Is God Dead? Time Magazine Suggests Yes

January 26th, 2007 10:51 AM

Sometimes, you have to read all the way to the end of an article to find that Time is still asking, like their famous 1966 cover, "Is God Dead?" At the end of its January 29 cover story (or cover essay) by Harvard psychology professor Steven Pinker, the academic drops the typical bomb: religion "devalues life on earth," and the "most famous practioners" of belief in God in our time "hijacked the airliners on 9/11."

In the closing section, titled "Toward A New Morality" (that would be "post-religious morality"), Pinker sought to rebut author Tom Wolfe. He asserted:

...few scientists doubt that they will locate consciousness in the activity of the brain. For many nonscientists, this is a terrifying prospect. Not only does it strangle the hope that we might survive the death of our bodies, but it also seems to undermine the notion that we are free agents responsible for our choices -- not just in this lifetime but also in a life to come. In his millennial essay "Sorry, but Your Soul Just Died," Tom Wolfe worried that when science has killed the soul, "the lurid carnival that will ensue may make the phrase 'the total eclipse of all values' seem tame."

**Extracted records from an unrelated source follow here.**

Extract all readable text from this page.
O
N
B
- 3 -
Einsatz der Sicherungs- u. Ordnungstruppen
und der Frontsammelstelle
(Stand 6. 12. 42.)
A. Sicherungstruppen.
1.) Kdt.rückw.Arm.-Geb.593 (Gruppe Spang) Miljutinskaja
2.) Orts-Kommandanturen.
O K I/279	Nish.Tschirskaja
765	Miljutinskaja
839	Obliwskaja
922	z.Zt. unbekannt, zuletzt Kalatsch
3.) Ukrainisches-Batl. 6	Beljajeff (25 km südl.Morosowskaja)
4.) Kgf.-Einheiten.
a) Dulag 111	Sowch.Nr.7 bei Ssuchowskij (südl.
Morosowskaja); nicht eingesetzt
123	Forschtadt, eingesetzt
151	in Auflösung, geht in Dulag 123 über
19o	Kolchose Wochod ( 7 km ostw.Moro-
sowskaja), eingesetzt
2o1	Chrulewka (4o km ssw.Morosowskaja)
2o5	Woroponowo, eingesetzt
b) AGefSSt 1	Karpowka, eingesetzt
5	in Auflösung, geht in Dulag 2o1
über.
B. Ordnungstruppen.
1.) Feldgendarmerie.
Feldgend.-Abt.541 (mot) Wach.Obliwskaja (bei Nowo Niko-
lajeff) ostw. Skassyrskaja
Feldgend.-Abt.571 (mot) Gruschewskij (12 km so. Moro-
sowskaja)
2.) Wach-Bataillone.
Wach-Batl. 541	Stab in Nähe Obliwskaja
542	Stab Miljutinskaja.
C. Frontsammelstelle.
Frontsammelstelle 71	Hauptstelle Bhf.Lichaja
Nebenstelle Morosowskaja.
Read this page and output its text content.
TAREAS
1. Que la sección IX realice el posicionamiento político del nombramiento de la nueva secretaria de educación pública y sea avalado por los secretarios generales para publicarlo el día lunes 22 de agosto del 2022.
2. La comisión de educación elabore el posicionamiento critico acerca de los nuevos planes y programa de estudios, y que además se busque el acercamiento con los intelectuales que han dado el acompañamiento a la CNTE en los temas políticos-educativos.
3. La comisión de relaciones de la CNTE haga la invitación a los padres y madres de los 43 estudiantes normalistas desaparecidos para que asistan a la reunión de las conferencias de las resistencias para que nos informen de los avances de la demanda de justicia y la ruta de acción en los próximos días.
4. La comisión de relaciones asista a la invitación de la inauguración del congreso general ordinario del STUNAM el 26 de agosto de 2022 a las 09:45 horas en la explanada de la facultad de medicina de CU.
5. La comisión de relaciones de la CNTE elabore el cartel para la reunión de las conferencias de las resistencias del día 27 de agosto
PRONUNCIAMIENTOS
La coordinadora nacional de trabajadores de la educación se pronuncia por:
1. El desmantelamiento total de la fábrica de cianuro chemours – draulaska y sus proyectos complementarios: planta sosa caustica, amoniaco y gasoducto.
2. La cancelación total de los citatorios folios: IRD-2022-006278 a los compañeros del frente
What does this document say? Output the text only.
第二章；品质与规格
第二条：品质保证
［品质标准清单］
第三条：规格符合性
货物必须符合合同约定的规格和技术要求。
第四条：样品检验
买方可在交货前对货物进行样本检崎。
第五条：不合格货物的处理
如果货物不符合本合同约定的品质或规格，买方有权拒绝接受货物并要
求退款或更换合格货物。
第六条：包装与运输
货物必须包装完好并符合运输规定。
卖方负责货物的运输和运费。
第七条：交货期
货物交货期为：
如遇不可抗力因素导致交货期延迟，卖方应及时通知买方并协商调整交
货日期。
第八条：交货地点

MY OWN VIEW IS THAT THIS IS backward: the biology of consciousness offers a sounder basis for morality than the unprovable dogma of an immortal soul. It's not just that an understanding of the physiology of consciousness will reduce human suffering through new treatments for pain and depression. That understanding can also force us to recognize the interests of other beings -- the core of morality...

And when you think about it, the doctrine of a life-to-come is not such an uplifting idea after all because it necessarily devalues life on earth. Just remember the most famous people in recent memory who acted in expectation of a reward in the hereafter: the conspirators who hijacked the airliners on 9/11.

Think, too, about why we sometimes remind ourselves that "life is short." It is an impetus to extend a gesture of affection to a loved one, to bury the hatchet in a pointless dispute, to use time productively rather than squander it. I would argue that nothing gives life more purpose than the realization that every moment of consciousness is a precious and fragile gift.

Time intersperses Pinker's article with throw-away brief sidebars by academics like Michael Gazzaniga, a liberal member of the White House bioethics commission, and well-known atheist Daniel Dennett, advertised as the author of "Breaking the Spell: Religion as a Natural Phenomenon." Later in the cover package, an essay by Robert Wright references Darwinism, atheist Richard Dawkins, and the totally repugnant "ethicist" Peter Singer on the origins of morality.